The myth of brain rot from glowing rectangles.
“Too much screen Time Damages the Brain,” says Psychology Today. “A Dark Consensus About Screens and Kids Begins to Emerge in Silicon Valley,” announces The New York Times. “Finally, we’re all wising up about the dangers of screen time for kids,” adds the Los Angeles Times. Then there’s the New York Post, which in 2016 ran a Nicholas Kardaras column headlined “It’s ‘digital heroin’: How screens turn kids into psychotic junkies.”
As is often the case, the headlines are overblown. The papers cited in Psychology Today aren’t simply about “too much screen time”; they’re about people who were dysfunctional enough to be diagnosed with internet addiction. (Not that it’s even clear what internet addiction means— researchers haven’t come up with a standardized definition of the disorder yet, and not every scientist in the field thinks it’s a useful label.) That New York Times article doesn’t deal with scientific research at all; it’s about employees at Silicon Valley companies who try to limit their kids’ exposure to the tools they work on. The Los Angeles Times op-ed spends much more time describing a shift in public opinion than defending it.

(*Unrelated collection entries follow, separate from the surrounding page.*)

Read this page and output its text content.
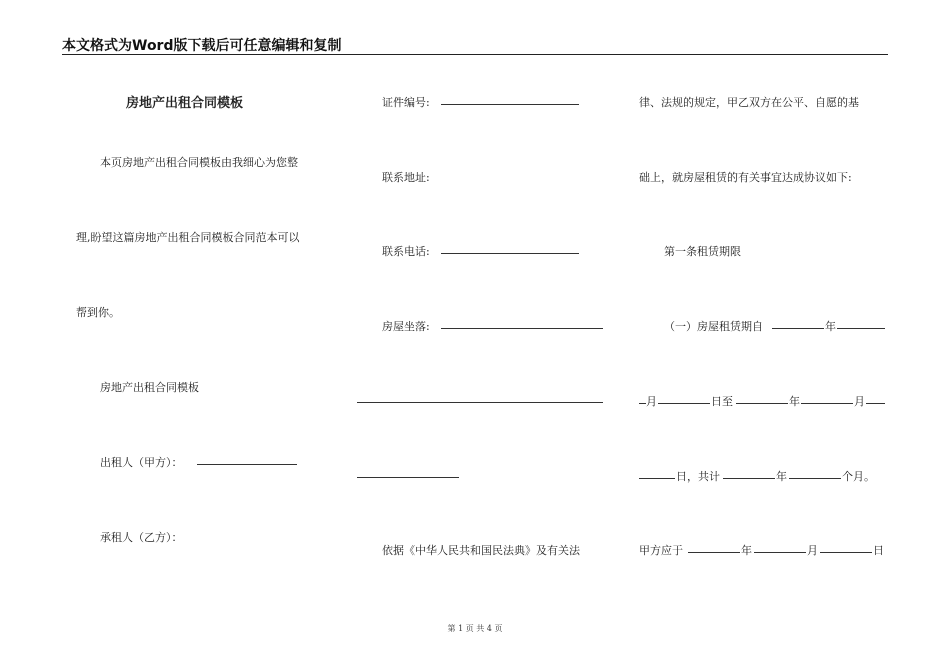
本文格式为Word版下载后可任意编辑和复制
房地产出租合同模板
本页房地产出租合同模板由我细心为您整
理,盼望这篇房地产出租合同模板合同范本可以
帮到你。
房地产出租合同模板
出租人（甲方）：
承租人（乙方）：
证件编号:
联系地址:
联系电话:
房屋坐落:
依据《中华人民共和国民法典》及有关法
律、法规的规定，甲乙双方在公平、自愿的基
础上，就房屋租赁的有关事宜达成协议如下:
第一条租赁期限
（一）房屋租赁期自	年
月	日至	年	月
日，共计	年	个月。
甲方应于	年	月	日
第 1 页 共 4 页
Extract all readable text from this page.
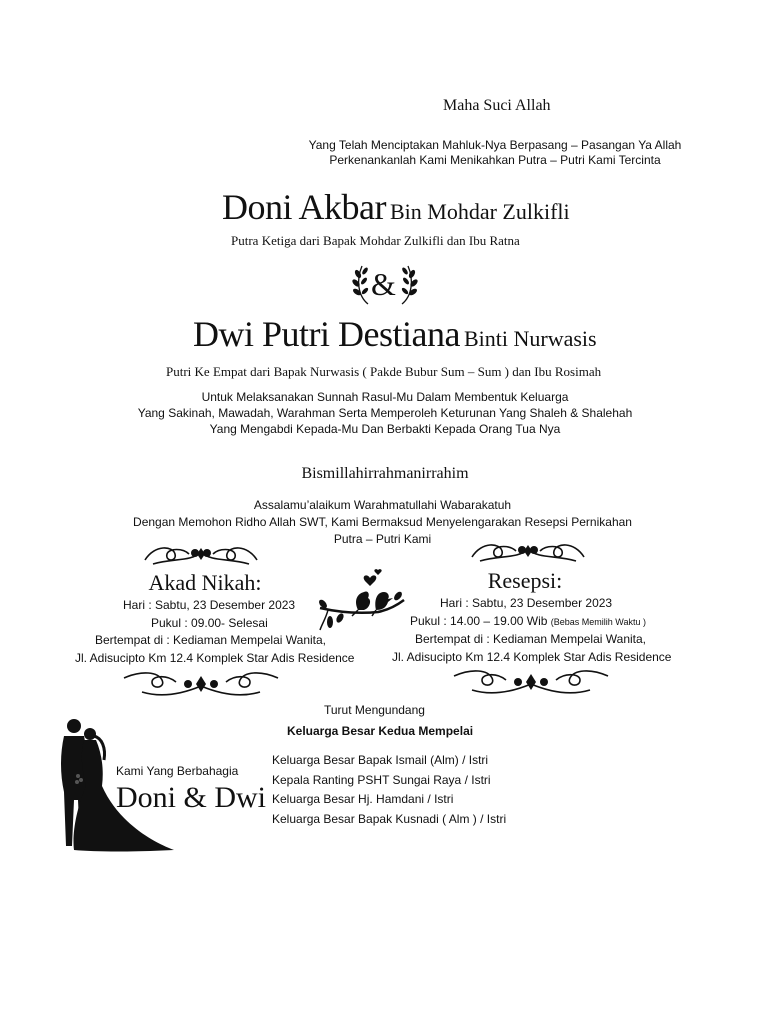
Maha Suci Allah
Yang Telah Menciptakan Mahluk-Nya Berpasang – Pasangan Ya Allah
Perkenankanlah Kami Menikahkan Putra – Putri Kami Tercinta
Doni Akbar Bin Mohdar Zulkifli
Putra Ketiga dari Bapak Mohdar Zulkifli dan Ibu Ratna
&
Dwi Putri Destiana Binti Nurwasis
Putri Ke Empat dari Bapak Nurwasis ( Pakde Bubur Sum – Sum ) dan Ibu Rosimah
Untuk Melaksanakan Sunnah Rasul-Mu Dalam Membentuk Keluarga
Yang Sakinah, Mawadah, Warahman Serta Memperoleh Keturunan Yang Shaleh & Shalehah
Yang Mengabdi Kepada-Mu Dan Berbakti Kepada Orang Tua Nya
Bismillahirrahmanirrahim
Assalamu’alaikum Warahmatullahi Wabarakatuh
Dengan Memohon Ridho Allah SWT, Kami Bermaksud Menyelengarakan Resepsi Pernikahan
Putra – Putri Kami
Akad Nikah:
Hari : Sabtu, 23 Desember 2023
Pukul : 09.00- Selesai
Bertempat di : Kediaman Mempelai Wanita,
Jl. Adisucipto Km 12.4 Komplek Star Adis Residence
Resepsi:
Hari : Sabtu, 23 Desember 2023
Pukul : 14.00 – 19.00 Wib (Bebas Memilih Waktu )
Bertempat di : Kediaman Mempelai Wanita,
Jl. Adisucipto Km 12.4 Komplek Star Adis Residence
Turut Mengundang
Keluarga Besar Kedua Mempelai
Kami Yang Berbahagia
Doni & Dwi
Keluarga Besar Bapak Ismail (Alm) / Istri
Kepala Ranting PSHT Sungai Raya / Istri
Keluarga Besar Hj. Hamdani / Istri
Keluarga Besar Bapak Kusnadi ( Alm ) / Istri
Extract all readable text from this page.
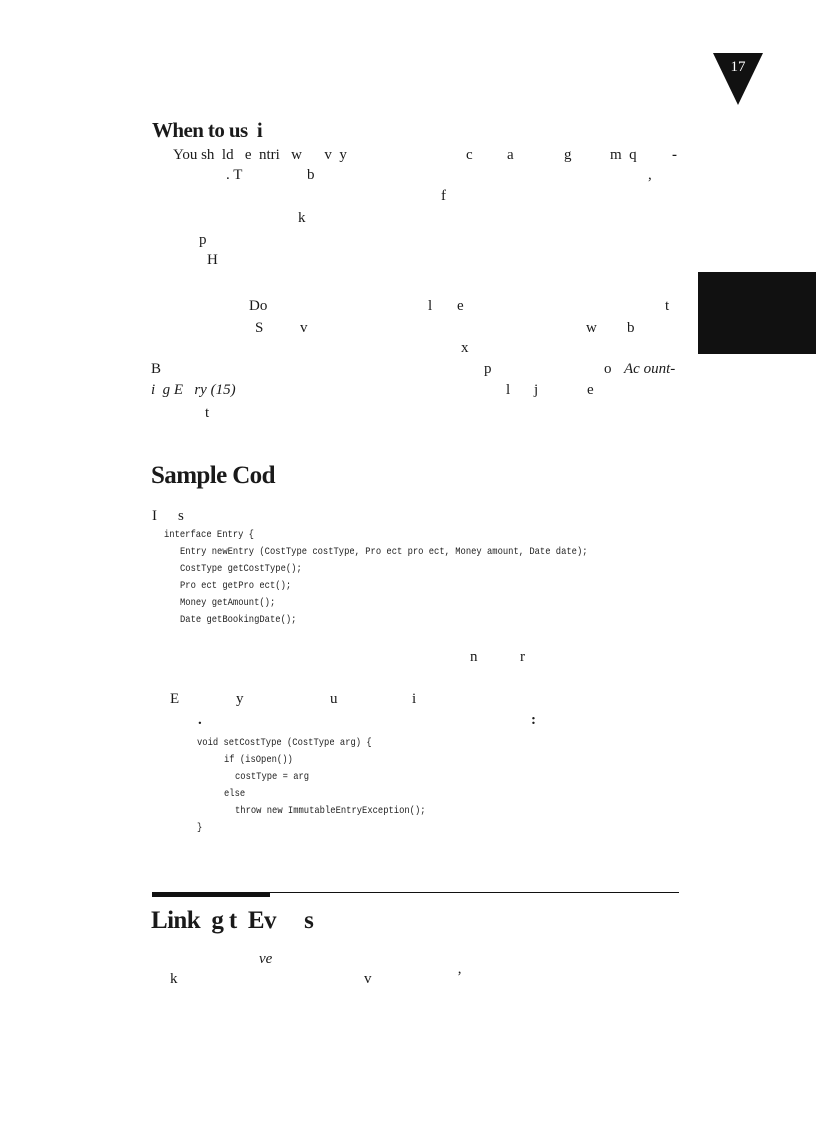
17
When to us  i
You sh  ld   e  ntri   w      v  y	c a	g	m  q -
. T	b	,
f
k
p
H
Do	l e	t
S v	w b
x
B	p	o Ac ount-
i  g E   ry (15)	l j	e
t
Sample Cod
I s
interface Entry {
Entry newEntry (CostType costType, Pro ect pro ect, Money amount, Date date);
CostType getCostType();
Pro ect getPro ect();
Money getAmount();
Date getBookingDate();
n	r
E	y	u	i
.	:
void setCostType (CostType arg) {
if (isOpen())
costType = arg
else
throw new ImmutableEntryException();
}
Link  g t  Ev     s
ve
k	v	’
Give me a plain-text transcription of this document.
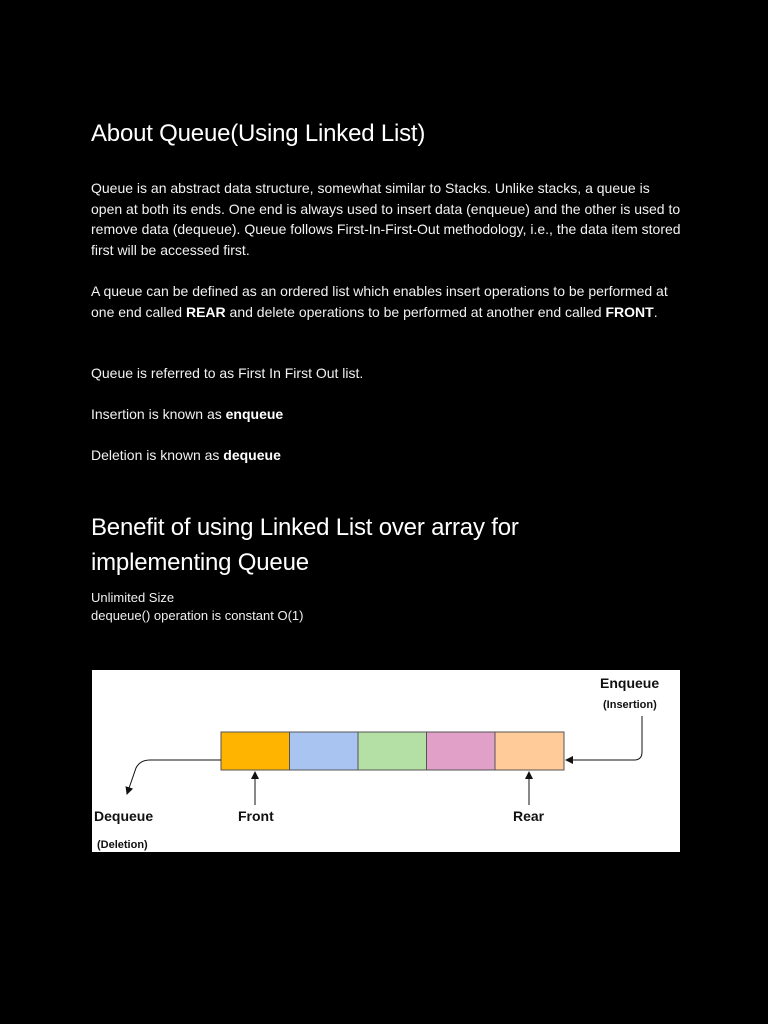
About Queue(Using Linked List)

Queue is an abstract data structure, somewhat similar to Stacks. Unlike stacks, a queue is open at both its ends. One end is always used to insert data (enqueue) and the other is used to remove data (dequeue). Queue follows First-In-First-Out methodology, i.e., the data item stored first will be accessed first.

A queue can be defined as an ordered list which enables insert operations to be performed at one end called REAR and delete operations to be performed at another end called FRONT.

Queue is referred to as First In First Out list.

Insertion is known as enqueue

Deletion is known as dequeue

Benefit of using Linked List over array for implementing Queue

Unlimited Size

dequeue() operation is constant O(1)

Enqueue
(Insertion)
Dequeue
(Deletion)
Front	Rear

And that New York Post column wound up getting debunked in Psychology Today, which sounds a little remorseful about its earlier coverage. “You can find many similar scare headlines and articles elsewhere in the popular media, including even some here at Psychology Today,” the outlet explains. Where the Post piece invokes brain imaging studies to declare that “your kid’s brain on Minecraft looks like a brain on drugs,” the debunker points out the missing context: “The research that Kardaras referred to demonstrates that certain pathways in the forebrain, where dopamine is the neurotransmitter, become active when people are playing video games, and drugs like heroin activate some of these same pathways. What Kardaras’ and similar articles leave out, however, is the fact that everything that is pleasurable activates these pathways. These are the brain’s pleasure pathways.”